There is a section on GlutathioneDiseaseCure.com looking at this topic. It is a work in progress so please come back. Your patience is appreciated.

One more thing…2 carrots a day. Yes, eating just 2 carrots a day can help improve the numbers. To get the best benefit, only eat your 2 carrots three days in a row and two days do not have any carrots.

It has long been known that boosting your Glutathione helps maintain your cholesterol at safe levels. Now it is known that it helps keep the bad cholesterol and parts there of at bay as well.

Fiber Does Not Lower Cholesterol, Well, Technically.

Sunday, June 22nd, 2008

Do you want to lower cholesterol?

Have you heard fiber will? Well actually it is not the fiber on its own rather the lipids in the fiber. However, it still needs to be in combination to get the ulterior benefit of lower cholesterol.

If you like the geeky part, go to the site an read the full abstract.
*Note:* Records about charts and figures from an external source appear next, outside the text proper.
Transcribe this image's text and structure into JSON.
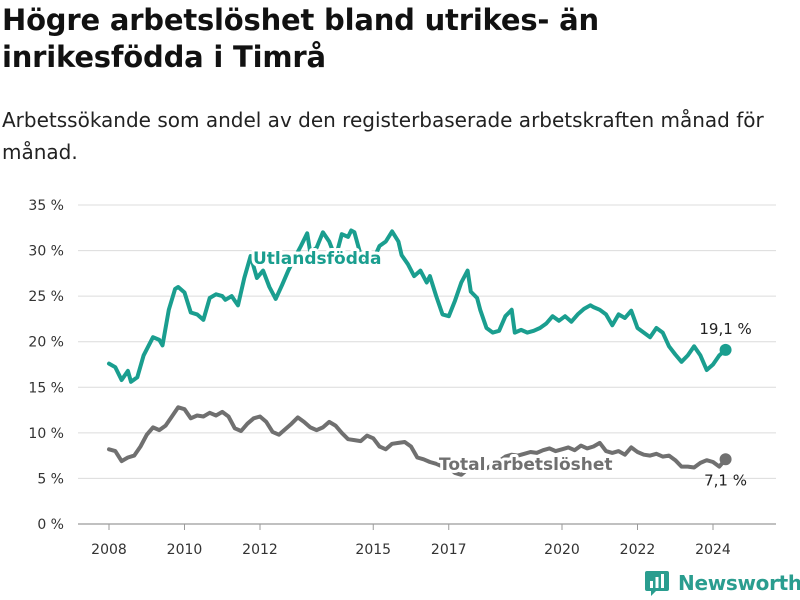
{
  "header": {
    "title": "Högre arbetslöshet bland utrikes- än inrikesfödda i Timrå",
    "subtitle": "Arbetssökande som andel av den registerbaserade arbetskraften månad för månad."
  },
  "brand": {
    "name": "Newsworthy",
    "icon": "bar-chart-logo-icon",
    "color": "#2a9d8f"
  },
  "chart_data": {
    "type": "line",
    "title": "Högre arbetslöshet bland utrikes- än inrikesfödda i Timrå",
    "subtitle": "Arbetssökande som andel av den registerbaserade arbetskraften månad för månad.",
    "ylim": [
      0,
      35
    ],
    "y_ticks": [
      0,
      5,
      10,
      15,
      20,
      25,
      30,
      35
    ],
    "y_tick_labels": [
      "0 %",
      "5 %",
      "10 %",
      "15 %",
      "20 %",
      "25 %",
      "30 %",
      "35 %"
    ],
    "x_ticks": [
      "2008-01",
      "2010-01",
      "2012-01",
      "2015-01",
      "2017-01",
      "2020-01",
      "2022-01",
      "2024-01"
    ],
    "x_tick_labels": [
      "2008",
      "2010",
      "2012",
      "2015",
      "2017",
      "2020",
      "2022",
      "2024"
    ],
    "grid": true,
    "series": [
      {
        "name": "Utlandsfödda",
        "color": "#1a9e8f",
        "end_label": "19,1 %",
        "points": [
          [
            "2008-01",
            17.6
          ],
          [
            "2008-03",
            17.2
          ],
          [
            "2008-05",
            15.8
          ],
          [
            "2008-07",
            16.8
          ],
          [
            "2008-08",
            15.6
          ],
          [
            "2008-10",
            16.1
          ],
          [
            "2008-12",
            18.5
          ],
          [
            "2009-03",
            20.5
          ],
          [
            "2009-05",
            20.2
          ],
          [
            "2009-06",
            19.6
          ],
          [
            "2009-08",
            23.5
          ],
          [
            "2009-10",
            25.8
          ],
          [
            "2009-11",
            26.0
          ],
          [
            "2010-01",
            25.4
          ],
          [
            "2010-03",
            23.2
          ],
          [
            "2010-05",
            23.0
          ],
          [
            "2010-07",
            22.4
          ],
          [
            "2010-09",
            24.8
          ],
          [
            "2010-11",
            25.2
          ],
          [
            "2011-01",
            25.0
          ],
          [
            "2011-02",
            24.6
          ],
          [
            "2011-04",
            25.0
          ],
          [
            "2011-05",
            24.5
          ],
          [
            "2011-06",
            24.0
          ],
          [
            "2011-08",
            27.0
          ],
          [
            "2011-10",
            29.4
          ],
          [
            "2011-12",
            27.0
          ],
          [
            "2012-02",
            27.8
          ],
          [
            "2012-04",
            26.0
          ],
          [
            "2012-06",
            24.7
          ],
          [
            "2012-08",
            26.2
          ],
          [
            "2012-10",
            27.8
          ],
          [
            "2012-12",
            29.2
          ],
          [
            "2013-02",
            30.5
          ],
          [
            "2013-04",
            31.9
          ],
          [
            "2013-05",
            29.8
          ],
          [
            "2013-07",
            30.3
          ],
          [
            "2013-09",
            32.0
          ],
          [
            "2013-11",
            31.0
          ],
          [
            "2014-01",
            29.2
          ],
          [
            "2014-03",
            31.8
          ],
          [
            "2014-05",
            31.5
          ],
          [
            "2014-06",
            32.2
          ],
          [
            "2014-07",
            32.0
          ],
          [
            "2014-09",
            29.5
          ],
          [
            "2014-11",
            28.5
          ],
          [
            "2015-01",
            29.0
          ],
          [
            "2015-03",
            30.5
          ],
          [
            "2015-05",
            31.0
          ],
          [
            "2015-07",
            32.1
          ],
          [
            "2015-09",
            31.0
          ],
          [
            "2015-10",
            29.5
          ],
          [
            "2015-12",
            28.5
          ],
          [
            "2016-02",
            27.2
          ],
          [
            "2016-04",
            27.8
          ],
          [
            "2016-06",
            26.5
          ],
          [
            "2016-07",
            27.2
          ],
          [
            "2016-09",
            25.0
          ],
          [
            "2016-11",
            23.0
          ],
          [
            "2017-01",
            22.8
          ],
          [
            "2017-03",
            24.5
          ],
          [
            "2017-05",
            26.5
          ],
          [
            "2017-07",
            27.8
          ],
          [
            "2017-08",
            25.5
          ],
          [
            "2017-10",
            24.8
          ],
          [
            "2017-11",
            23.5
          ],
          [
            "2018-01",
            21.5
          ],
          [
            "2018-03",
            21.0
          ],
          [
            "2018-05",
            21.2
          ],
          [
            "2018-07",
            22.8
          ],
          [
            "2018-09",
            23.5
          ],
          [
            "2018-10",
            21.0
          ],
          [
            "2018-12",
            21.3
          ],
          [
            "2019-02",
            21.0
          ],
          [
            "2019-04",
            21.2
          ],
          [
            "2019-06",
            21.5
          ],
          [
            "2019-08",
            22.0
          ],
          [
            "2019-10",
            22.8
          ],
          [
            "2019-12",
            22.3
          ],
          [
            "2020-02",
            22.8
          ],
          [
            "2020-04",
            22.2
          ],
          [
            "2020-06",
            23.0
          ],
          [
            "2020-08",
            23.6
          ],
          [
            "2020-10",
            24.0
          ],
          [
            "2020-11",
            23.8
          ],
          [
            "2021-01",
            23.5
          ],
          [
            "2021-03",
            23.0
          ],
          [
            "2021-05",
            21.8
          ],
          [
            "2021-07",
            23.0
          ],
          [
            "2021-09",
            22.6
          ],
          [
            "2021-11",
            23.4
          ],
          [
            "2022-01",
            21.5
          ],
          [
            "2022-03",
            21.0
          ],
          [
            "2022-05",
            20.5
          ],
          [
            "2022-07",
            21.5
          ],
          [
            "2022-09",
            21.0
          ],
          [
            "2022-11",
            19.5
          ],
          [
            "2023-01",
            18.6
          ],
          [
            "2023-03",
            17.8
          ],
          [
            "2023-05",
            18.5
          ],
          [
            "2023-07",
            19.5
          ],
          [
            "2023-09",
            18.5
          ],
          [
            "2023-11",
            16.9
          ],
          [
            "2024-01",
            17.5
          ],
          [
            "2024-03",
            18.5
          ],
          [
            "2024-05",
            19.1
          ]
        ]
      },
      {
        "name": "Total arbetslöshet",
        "color": "#707070",
        "end_label": "7,1 %",
        "points": [
          [
            "2008-01",
            8.2
          ],
          [
            "2008-03",
            8.0
          ],
          [
            "2008-05",
            6.9
          ],
          [
            "2008-07",
            7.3
          ],
          [
            "2008-09",
            7.5
          ],
          [
            "2008-11",
            8.5
          ],
          [
            "2009-01",
            9.8
          ],
          [
            "2009-03",
            10.6
          ],
          [
            "2009-05",
            10.3
          ],
          [
            "2009-07",
            10.8
          ],
          [
            "2009-09",
            11.8
          ],
          [
            "2009-11",
            12.8
          ],
          [
            "2010-01",
            12.6
          ],
          [
            "2010-03",
            11.6
          ],
          [
            "2010-05",
            11.9
          ],
          [
            "2010-07",
            11.8
          ],
          [
            "2010-09",
            12.2
          ],
          [
            "2010-11",
            11.9
          ],
          [
            "2011-01",
            12.3
          ],
          [
            "2011-03",
            11.8
          ],
          [
            "2011-05",
            10.5
          ],
          [
            "2011-07",
            10.2
          ],
          [
            "2011-09",
            11.0
          ],
          [
            "2011-11",
            11.6
          ],
          [
            "2012-01",
            11.8
          ],
          [
            "2012-03",
            11.2
          ],
          [
            "2012-05",
            10.1
          ],
          [
            "2012-07",
            9.8
          ],
          [
            "2012-09",
            10.4
          ],
          [
            "2012-11",
            11.0
          ],
          [
            "2013-01",
            11.7
          ],
          [
            "2013-03",
            11.2
          ],
          [
            "2013-05",
            10.6
          ],
          [
            "2013-07",
            10.3
          ],
          [
            "2013-09",
            10.6
          ],
          [
            "2013-11",
            11.2
          ],
          [
            "2014-01",
            10.8
          ],
          [
            "2014-03",
            10.0
          ],
          [
            "2014-05",
            9.3
          ],
          [
            "2014-07",
            9.2
          ],
          [
            "2014-09",
            9.1
          ],
          [
            "2014-11",
            9.7
          ],
          [
            "2015-01",
            9.4
          ],
          [
            "2015-03",
            8.5
          ],
          [
            "2015-05",
            8.2
          ],
          [
            "2015-07",
            8.8
          ],
          [
            "2015-09",
            8.9
          ],
          [
            "2015-11",
            9.0
          ],
          [
            "2016-01",
            8.5
          ],
          [
            "2016-03",
            7.3
          ],
          [
            "2016-05",
            7.1
          ],
          [
            "2016-07",
            6.8
          ],
          [
            "2016-09",
            6.6
          ],
          [
            "2016-11",
            6.3
          ],
          [
            "2017-01",
            6.2
          ],
          [
            "2017-03",
            5.6
          ],
          [
            "2017-05",
            5.4
          ],
          [
            "2017-07",
            6.0
          ],
          [
            "2017-09",
            6.2
          ],
          [
            "2017-11",
            5.9
          ],
          [
            "2018-01",
            6.1
          ],
          [
            "2018-03",
            6.5
          ],
          [
            "2018-05",
            6.9
          ],
          [
            "2018-07",
            7.4
          ],
          [
            "2018-09",
            7.6
          ],
          [
            "2018-11",
            7.5
          ],
          [
            "2019-01",
            7.7
          ],
          [
            "2019-03",
            7.9
          ],
          [
            "2019-05",
            7.8
          ],
          [
            "2019-07",
            8.1
          ],
          [
            "2019-09",
            8.3
          ],
          [
            "2019-11",
            8.0
          ],
          [
            "2020-01",
            8.2
          ],
          [
            "2020-03",
            8.4
          ],
          [
            "2020-05",
            8.1
          ],
          [
            "2020-07",
            8.6
          ],
          [
            "2020-09",
            8.3
          ],
          [
            "2020-11",
            8.5
          ],
          [
            "2021-01",
            8.9
          ],
          [
            "2021-03",
            8.0
          ],
          [
            "2021-05",
            7.8
          ],
          [
            "2021-07",
            8.0
          ],
          [
            "2021-09",
            7.6
          ],
          [
            "2021-11",
            8.4
          ],
          [
            "2022-01",
            7.9
          ],
          [
            "2022-03",
            7.6
          ],
          [
            "2022-05",
            7.5
          ],
          [
            "2022-07",
            7.7
          ],
          [
            "2022-09",
            7.4
          ],
          [
            "2022-11",
            7.5
          ],
          [
            "2023-01",
            7.0
          ],
          [
            "2023-03",
            6.3
          ],
          [
            "2023-05",
            6.3
          ],
          [
            "2023-07",
            6.2
          ],
          [
            "2023-09",
            6.7
          ],
          [
            "2023-11",
            7.0
          ],
          [
            "2024-01",
            6.8
          ],
          [
            "2024-03",
            6.3
          ],
          [
            "2024-05",
            7.1
          ]
        ]
      }
    ]
  }
}
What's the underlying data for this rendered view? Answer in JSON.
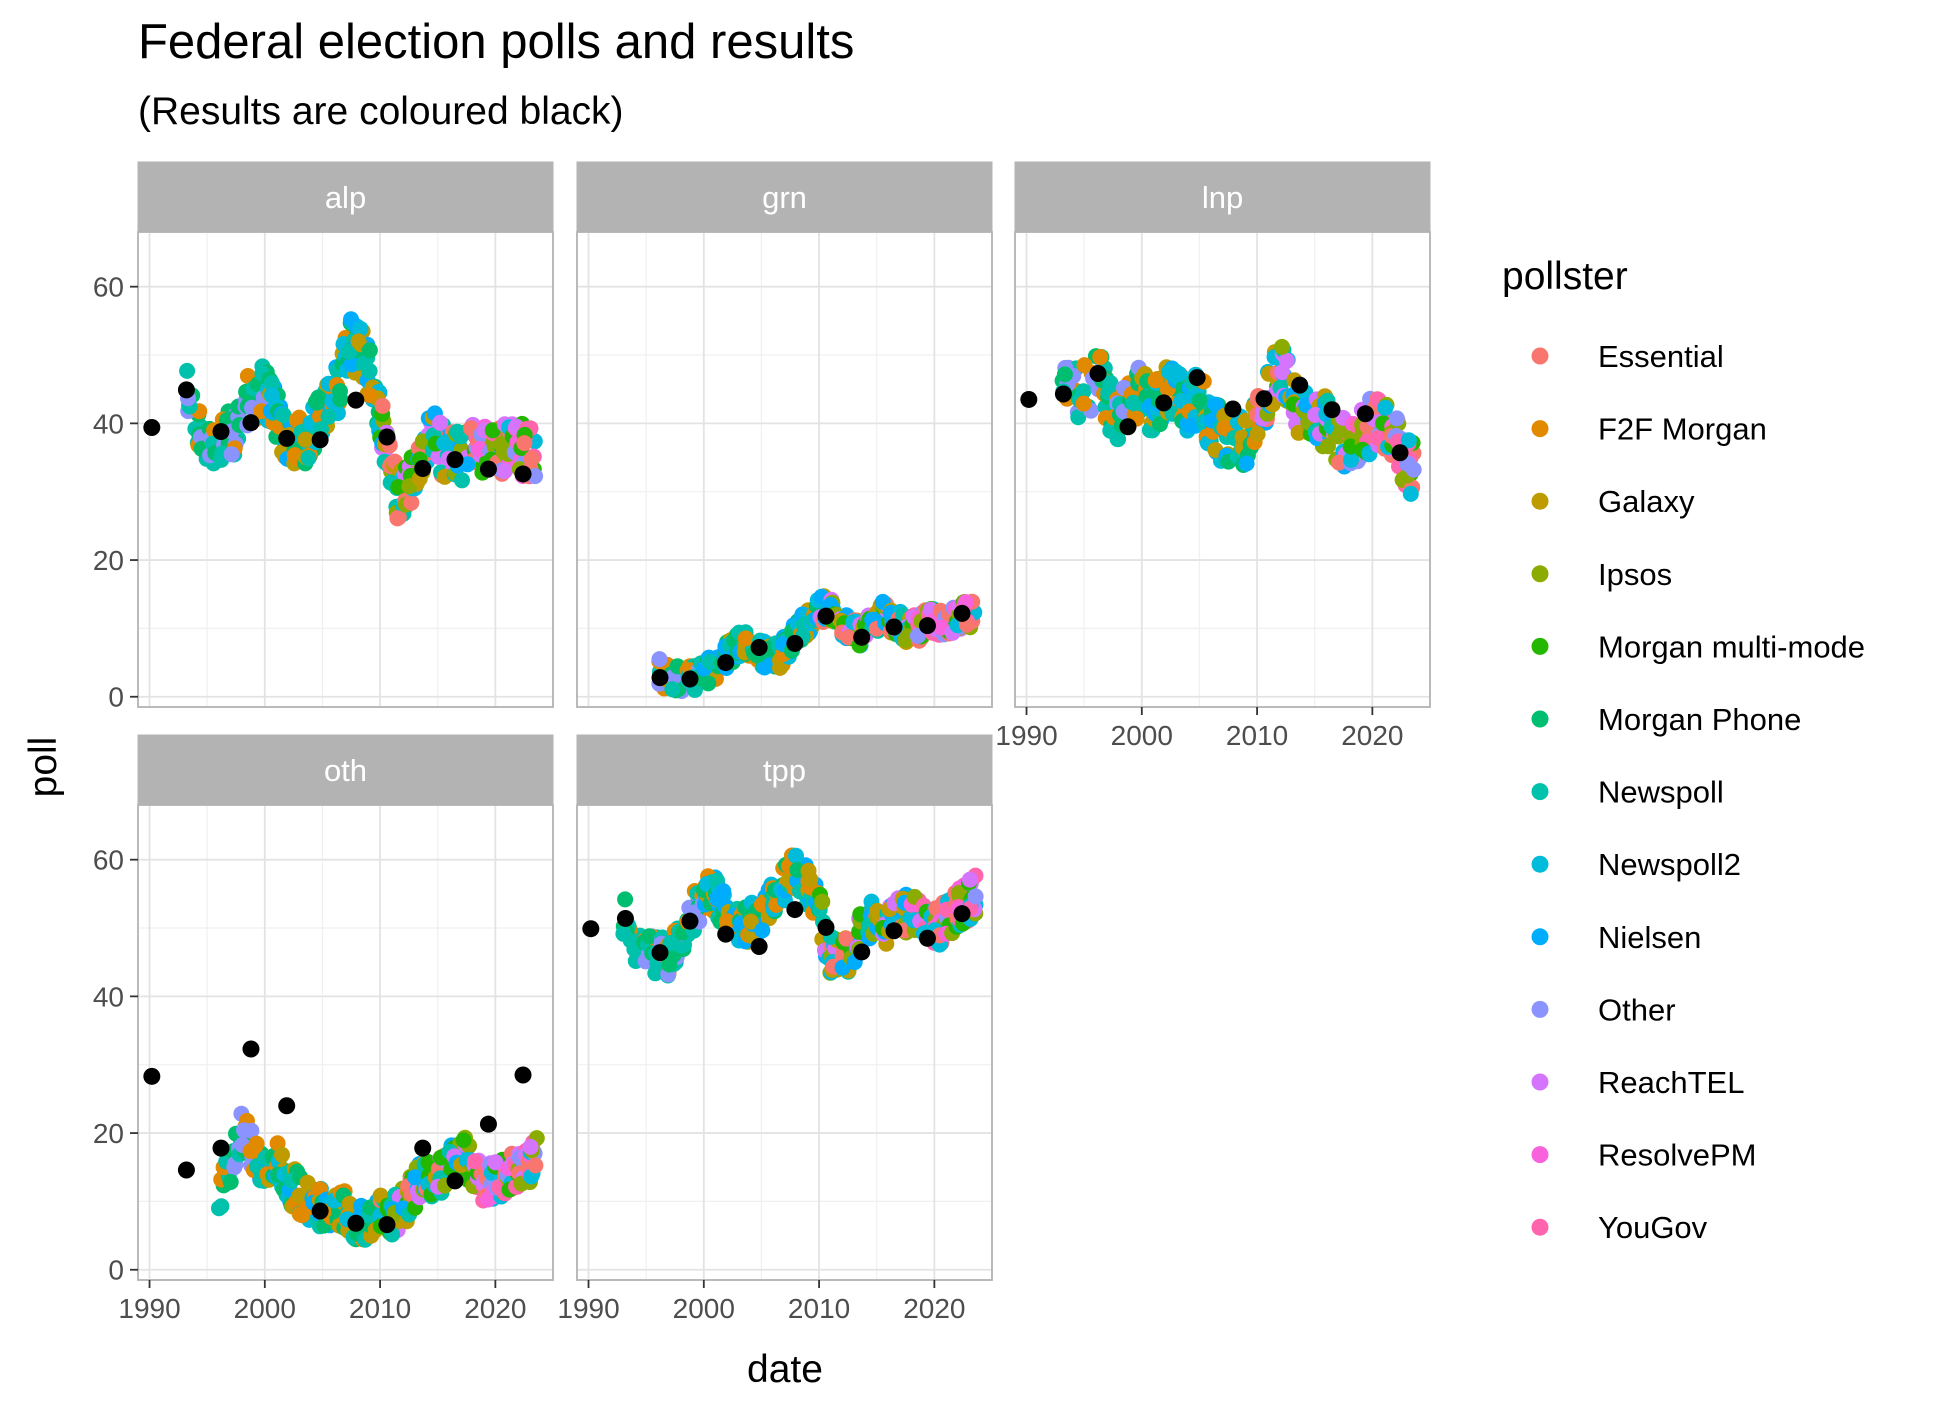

Just cut and paste.

American Journal of Clinical Nutrition, Vol. 81, No. 1, 64-68, January 2005
2005 American Society for Clinical Nutrition

Rice bran oil, not fiber, lowers cholesterol in humans

Objective: The objective of the study was to find out if it was the bran or the oil in the bran had any effect on American blood lipids in those moderately hypercholesterolemic (too much bad cholesterol) persons.

Design: Study 1 used bla, bla, bla.

Conclusions: It was the rice bran oil and not the fiber that lowers cholesterol in moderately hypercholesterolemic adults.

It was felt that the reduction of cholesterol was due to other components present in the rice bran oil.

Don’t rush out and buy the next pill that is touted. Just make sure bran is part of your diet.